Monday, March 10, 2008

Who was the leak in Goodale’s department?

All of Ottawa appears to have "leak-fever." Last week it was Conservative leaks. This week, it's new revelations about old Liberal leaks.

Everyone remembers where they were when they heard that the RCMP was investigating the Liberal Government during the 2005 election. The sudden spike in trading that preceded then-finance minister Ralph Goodale’s announcement that there would be no change to the taxation of income trusts led market watchers to speculate on a leak from inside.

But Goodale flatly denied that his department bungled the hasty pre-election press conference. “There was no leak,” he implored.

And Goodale appeared to have been partially vindicated when a Finance department official was charged, not for leaking, but for allegedly using the information to enrich himself.
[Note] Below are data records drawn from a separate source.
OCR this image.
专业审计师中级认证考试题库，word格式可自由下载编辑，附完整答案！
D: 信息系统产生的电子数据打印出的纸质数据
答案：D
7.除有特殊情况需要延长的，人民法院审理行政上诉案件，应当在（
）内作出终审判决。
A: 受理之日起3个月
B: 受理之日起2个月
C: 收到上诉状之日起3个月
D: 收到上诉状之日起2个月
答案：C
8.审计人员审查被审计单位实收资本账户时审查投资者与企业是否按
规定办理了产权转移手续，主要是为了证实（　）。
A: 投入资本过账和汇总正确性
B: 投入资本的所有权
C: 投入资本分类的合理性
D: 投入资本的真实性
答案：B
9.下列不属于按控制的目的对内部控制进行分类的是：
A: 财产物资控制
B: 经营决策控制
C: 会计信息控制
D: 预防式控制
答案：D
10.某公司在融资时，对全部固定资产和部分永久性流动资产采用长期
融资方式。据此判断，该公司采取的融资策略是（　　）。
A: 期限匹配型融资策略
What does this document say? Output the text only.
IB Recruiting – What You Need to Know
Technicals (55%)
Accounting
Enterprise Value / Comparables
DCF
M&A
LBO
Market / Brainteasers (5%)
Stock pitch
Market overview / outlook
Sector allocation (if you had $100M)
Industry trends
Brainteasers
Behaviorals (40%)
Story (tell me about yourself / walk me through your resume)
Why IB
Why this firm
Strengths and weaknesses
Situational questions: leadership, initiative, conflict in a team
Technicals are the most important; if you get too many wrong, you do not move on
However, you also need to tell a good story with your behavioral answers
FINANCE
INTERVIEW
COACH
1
But today we learn that the RCMP was ready to charge another civil servant or Liberal political staffer as the leaker -- but were unable to lay charges because of a court ruling affecting the Security of Information Act.

So who had the Mounties fingered?

Some have speculated that it may have been Liberal MP Scott Brision who was found-out for his boastful email to a Bay Street buddy.

The Globe and Mail's revelation puts the whole scandal back on the table. A prospect Liberals may perversely welcome -- as being forced to answer for their past indiscretions at least spares them from having to explain why they are hell-bent on helping Harper today.